Thomas Haigh thaigh at computer.org
Thu Feb 16 20:15:12 PST 2012


Well, actually my longer string of highfaluting ten dollar words do mean
something different from "people without conference management experience."

It's not that computer scientists, for example, don't have conferences or
that their conferences are somehow more primitive than ours. The problem is
that the more experience somone has with CS conferences the more
"mystified" they'll be by the SHOT process. Consider: computer science
conferences provide written reviews and detailed scores. Reviewing and
scoring is done by anonymous experts rather than the program committee.
Reviews are double blind. Full text papers are submitted, reviewed, and
published in conference proceedings. Rejection rates are prominently
published.

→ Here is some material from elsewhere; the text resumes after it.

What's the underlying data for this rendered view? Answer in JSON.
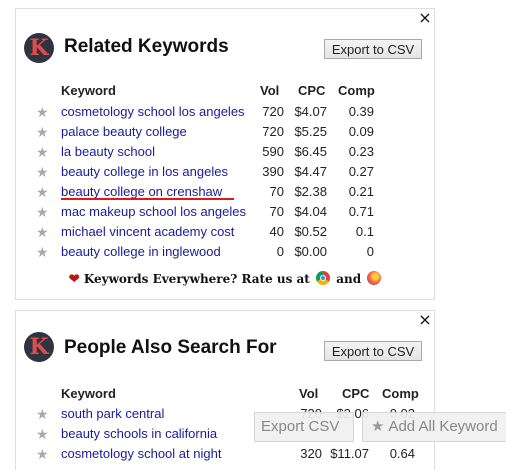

Leading conferences hold more prestige than journal publication.

None of these things are true for SHOT, or for history conferences in
general. So I sometimes get asked questions from SIGCIS members interested
in SHOT participation like "Where are the reviewers' comments," or "when do
I send the full paper," or "what's a commentator" or "when do the
proceedings come out." This year I decided to address those questions up
front to share the mysteries of history conference mechanics with our
interdisciplinary audience.

The mystification is, of course, mutual. Being used to history I find some
of the practices at ASIS&T, the leading information science conference,
quite odd but they seem perfectly normal to the "natives." For example, at
ASIS&T one can submit either a panel proposal of informal roundtable
discussion, reviewed on an abstract, or the full text of a formal academic
paper. Whereas for SHOT a panel is just a collection of three related
papers, ASIS&T has no way to propose a group of several scholarly papers.
Panels aren't even allowed to list titles for the contributions by the
individual contributors in case that distracts from the informality.

Tom


On 16 February 2012 21:00, Evan Koblentz <evan at snarc.net> wrote:

> >> I’ve become aware that there’s a lot of tacit knowledge about how a
> history conference works that is mystifying to (say) computer scientists,
> amateur historians or economists but is not included in a typical history
> CFP because it is “too obvious” to bother stating.
>
> ... "mystifying to people without conference management experience" would
> have sufficed.
>
> One need not possess a Ph.D. to appreciate the complexities of conference
> organization (says the "amateur" historian, while asserting this his
> Vintage Computer Festival has a lot more complexity than a SIG day.)
>
> Some irony: two of this year's VCF East lecturers are Ph.D.s -- Dr. Thomas
> Kurtz, of Dartmouth, and Dr. Kent Lundford, of MIT.